The Royal Australian and New Zealand College of Psychiatrists (RANZCP) told the inquiry an immediate funding increase of $88 million per year would bring Queensland's mental health spending into line with the national average.
Further, it told the inquiry, a recurrent annual funding increase of up to $750 million per year, on a pro rata basis, was needed in the long-term, to match Victorian government funding.
Queensland Health's acting director-general, Shaun Drummond, told the inquiry the $750 million proposal was not feasible.
"One of the things it does not take into account is a relative efficiency … it is looking at a per-capita spend.

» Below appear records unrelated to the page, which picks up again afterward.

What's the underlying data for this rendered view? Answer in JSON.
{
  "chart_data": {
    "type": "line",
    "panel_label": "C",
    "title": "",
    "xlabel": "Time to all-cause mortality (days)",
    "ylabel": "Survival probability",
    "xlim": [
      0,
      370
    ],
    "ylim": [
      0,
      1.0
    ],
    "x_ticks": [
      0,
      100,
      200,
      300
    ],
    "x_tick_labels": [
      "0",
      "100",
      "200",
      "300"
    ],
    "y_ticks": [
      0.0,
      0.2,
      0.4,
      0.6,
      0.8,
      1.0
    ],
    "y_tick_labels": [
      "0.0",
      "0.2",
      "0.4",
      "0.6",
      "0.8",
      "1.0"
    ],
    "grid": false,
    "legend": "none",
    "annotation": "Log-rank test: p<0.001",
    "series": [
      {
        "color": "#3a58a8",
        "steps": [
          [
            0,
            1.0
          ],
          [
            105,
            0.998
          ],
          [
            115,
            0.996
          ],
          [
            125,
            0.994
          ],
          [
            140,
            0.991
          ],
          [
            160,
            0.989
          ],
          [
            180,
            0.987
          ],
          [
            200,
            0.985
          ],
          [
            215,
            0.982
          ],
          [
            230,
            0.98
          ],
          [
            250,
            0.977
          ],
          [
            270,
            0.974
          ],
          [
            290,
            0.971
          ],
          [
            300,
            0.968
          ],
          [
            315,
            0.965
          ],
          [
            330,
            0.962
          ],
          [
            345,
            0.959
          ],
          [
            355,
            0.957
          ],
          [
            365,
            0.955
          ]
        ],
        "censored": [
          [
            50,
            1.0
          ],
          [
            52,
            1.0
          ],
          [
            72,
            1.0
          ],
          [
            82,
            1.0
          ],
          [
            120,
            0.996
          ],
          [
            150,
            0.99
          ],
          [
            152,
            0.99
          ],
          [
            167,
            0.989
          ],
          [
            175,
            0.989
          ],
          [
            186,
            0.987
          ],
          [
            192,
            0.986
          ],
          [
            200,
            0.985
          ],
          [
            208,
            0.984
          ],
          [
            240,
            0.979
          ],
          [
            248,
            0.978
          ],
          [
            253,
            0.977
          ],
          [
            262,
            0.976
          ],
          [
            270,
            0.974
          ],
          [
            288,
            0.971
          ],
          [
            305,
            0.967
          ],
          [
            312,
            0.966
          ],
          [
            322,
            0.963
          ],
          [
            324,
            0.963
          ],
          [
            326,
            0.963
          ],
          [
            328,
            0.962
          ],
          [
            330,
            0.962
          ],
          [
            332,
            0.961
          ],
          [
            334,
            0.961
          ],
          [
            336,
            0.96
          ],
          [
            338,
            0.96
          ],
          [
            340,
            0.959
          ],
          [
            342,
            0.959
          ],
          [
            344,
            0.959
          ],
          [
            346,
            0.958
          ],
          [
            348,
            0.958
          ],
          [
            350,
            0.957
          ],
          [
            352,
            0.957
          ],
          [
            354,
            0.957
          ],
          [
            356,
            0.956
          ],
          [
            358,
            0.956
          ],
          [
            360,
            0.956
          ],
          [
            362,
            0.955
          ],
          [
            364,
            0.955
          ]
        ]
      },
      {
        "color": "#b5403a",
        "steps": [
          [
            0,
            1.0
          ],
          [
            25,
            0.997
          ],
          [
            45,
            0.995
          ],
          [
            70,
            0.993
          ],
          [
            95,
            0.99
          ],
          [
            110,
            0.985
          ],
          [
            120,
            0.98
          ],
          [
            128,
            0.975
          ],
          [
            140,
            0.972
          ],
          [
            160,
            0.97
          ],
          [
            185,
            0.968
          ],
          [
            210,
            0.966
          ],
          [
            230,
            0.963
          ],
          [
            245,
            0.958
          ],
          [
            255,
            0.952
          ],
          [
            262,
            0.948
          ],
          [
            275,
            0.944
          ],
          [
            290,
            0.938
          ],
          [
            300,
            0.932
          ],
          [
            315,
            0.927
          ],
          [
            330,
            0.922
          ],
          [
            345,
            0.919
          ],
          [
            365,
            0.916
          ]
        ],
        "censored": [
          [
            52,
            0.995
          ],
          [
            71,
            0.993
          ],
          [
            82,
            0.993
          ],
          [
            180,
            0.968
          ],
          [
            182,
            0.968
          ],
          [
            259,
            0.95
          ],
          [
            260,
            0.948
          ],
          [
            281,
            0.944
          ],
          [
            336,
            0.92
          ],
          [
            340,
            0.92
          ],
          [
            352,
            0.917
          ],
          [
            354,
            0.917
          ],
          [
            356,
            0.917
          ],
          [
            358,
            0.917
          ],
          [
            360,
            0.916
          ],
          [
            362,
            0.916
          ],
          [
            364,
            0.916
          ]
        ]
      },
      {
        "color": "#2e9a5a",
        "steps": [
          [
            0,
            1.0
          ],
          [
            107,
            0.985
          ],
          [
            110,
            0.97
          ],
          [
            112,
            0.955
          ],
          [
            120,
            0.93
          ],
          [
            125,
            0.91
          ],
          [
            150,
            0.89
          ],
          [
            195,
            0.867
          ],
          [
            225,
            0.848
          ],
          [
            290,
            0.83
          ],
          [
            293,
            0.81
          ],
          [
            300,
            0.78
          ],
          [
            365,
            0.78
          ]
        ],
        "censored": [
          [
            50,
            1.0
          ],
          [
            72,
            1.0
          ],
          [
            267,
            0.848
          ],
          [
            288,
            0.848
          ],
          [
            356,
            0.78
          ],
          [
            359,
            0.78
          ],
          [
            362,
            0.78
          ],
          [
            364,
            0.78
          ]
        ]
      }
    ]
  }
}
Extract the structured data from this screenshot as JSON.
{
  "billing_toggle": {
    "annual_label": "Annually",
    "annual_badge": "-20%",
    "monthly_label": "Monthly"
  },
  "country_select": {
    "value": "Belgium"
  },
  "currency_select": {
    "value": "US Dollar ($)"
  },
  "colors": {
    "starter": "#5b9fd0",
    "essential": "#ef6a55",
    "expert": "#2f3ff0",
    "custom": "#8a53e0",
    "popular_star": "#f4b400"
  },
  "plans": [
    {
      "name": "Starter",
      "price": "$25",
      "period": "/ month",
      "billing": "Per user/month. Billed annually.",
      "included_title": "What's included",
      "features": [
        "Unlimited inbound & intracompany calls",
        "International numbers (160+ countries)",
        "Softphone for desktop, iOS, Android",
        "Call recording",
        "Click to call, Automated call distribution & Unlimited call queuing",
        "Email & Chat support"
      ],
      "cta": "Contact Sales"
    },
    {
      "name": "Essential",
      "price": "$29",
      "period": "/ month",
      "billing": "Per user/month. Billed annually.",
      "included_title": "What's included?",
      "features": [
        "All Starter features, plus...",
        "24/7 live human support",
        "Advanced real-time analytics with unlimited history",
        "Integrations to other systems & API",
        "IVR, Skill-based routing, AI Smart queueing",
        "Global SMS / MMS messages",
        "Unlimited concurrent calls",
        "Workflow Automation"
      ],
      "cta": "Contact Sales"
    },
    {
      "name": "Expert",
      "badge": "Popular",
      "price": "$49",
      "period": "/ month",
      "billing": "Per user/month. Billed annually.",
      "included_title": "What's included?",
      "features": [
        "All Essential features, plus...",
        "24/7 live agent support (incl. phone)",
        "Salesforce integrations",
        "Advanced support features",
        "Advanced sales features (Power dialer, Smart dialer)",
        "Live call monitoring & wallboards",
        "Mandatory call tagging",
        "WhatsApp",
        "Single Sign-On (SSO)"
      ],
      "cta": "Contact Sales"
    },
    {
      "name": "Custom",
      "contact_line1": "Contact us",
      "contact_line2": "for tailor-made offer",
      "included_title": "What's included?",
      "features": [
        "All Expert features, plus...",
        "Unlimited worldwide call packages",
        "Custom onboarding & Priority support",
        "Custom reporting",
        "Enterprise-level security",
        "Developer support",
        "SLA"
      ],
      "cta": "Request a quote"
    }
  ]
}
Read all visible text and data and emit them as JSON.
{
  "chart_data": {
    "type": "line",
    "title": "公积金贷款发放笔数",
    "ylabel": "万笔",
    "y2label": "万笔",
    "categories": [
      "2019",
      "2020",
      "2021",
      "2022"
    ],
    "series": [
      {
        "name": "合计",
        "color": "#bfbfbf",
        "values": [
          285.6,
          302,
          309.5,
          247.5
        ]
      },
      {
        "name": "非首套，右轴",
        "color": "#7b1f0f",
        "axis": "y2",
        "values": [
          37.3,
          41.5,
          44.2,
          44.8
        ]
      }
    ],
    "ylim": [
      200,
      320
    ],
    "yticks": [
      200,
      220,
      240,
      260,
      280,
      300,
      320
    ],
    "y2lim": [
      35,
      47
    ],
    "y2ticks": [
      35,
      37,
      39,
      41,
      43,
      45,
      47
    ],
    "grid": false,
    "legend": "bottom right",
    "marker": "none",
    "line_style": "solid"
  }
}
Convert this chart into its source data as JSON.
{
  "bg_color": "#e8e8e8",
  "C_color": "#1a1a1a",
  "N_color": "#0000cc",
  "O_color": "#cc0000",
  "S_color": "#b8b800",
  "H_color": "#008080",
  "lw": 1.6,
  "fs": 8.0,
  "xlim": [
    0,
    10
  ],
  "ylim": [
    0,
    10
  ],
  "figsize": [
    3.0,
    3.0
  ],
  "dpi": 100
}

"I do not believe $750 million is the right amount because it has not taken into account some of our complexity or the spend that is occurring in our system."
Mr Drummond said there were also issues with "capped" Commonwealth funding.
'Urgent government attention'
Mr Kelly said "urgent attention and cooperation" from all levels of government was needed to address the issue.
The committee made 57 recommendations, including increased state government funding for mental health and other support services, but did not name a number.
It recommended a “dedicated funding stream” be established to finance mental health, alcohol and drug services.
The Victorian government plans to establish a levy on big businesses to help pay for billions of dollars of mental health services funding — but the committee did not specify whether Queensland should follow that example.
LNP committee members Rob Molhoek, Amanda Camm and Christian Rowan wrote in a statement of reservation that it was “firmly” their view that a new payroll tax — similar to the Victorian one — was not the answer.
They wrote that the funds required could be raised from existing revenue, without cutting services or staff.
In her own statement of reservation, Greens MP Amy MacMahon proposed increasing mining royalties, taxing developers and a levy on big banks as a way of establishing additional funding streams.
The report also recommended a new public health campaign to reduce stigma, strengthened service delivery in rural and regional Queensland, and improved access to secure and affordable housing.
Delivery of the report comes amid record levels of ambulance ramping in Queensland.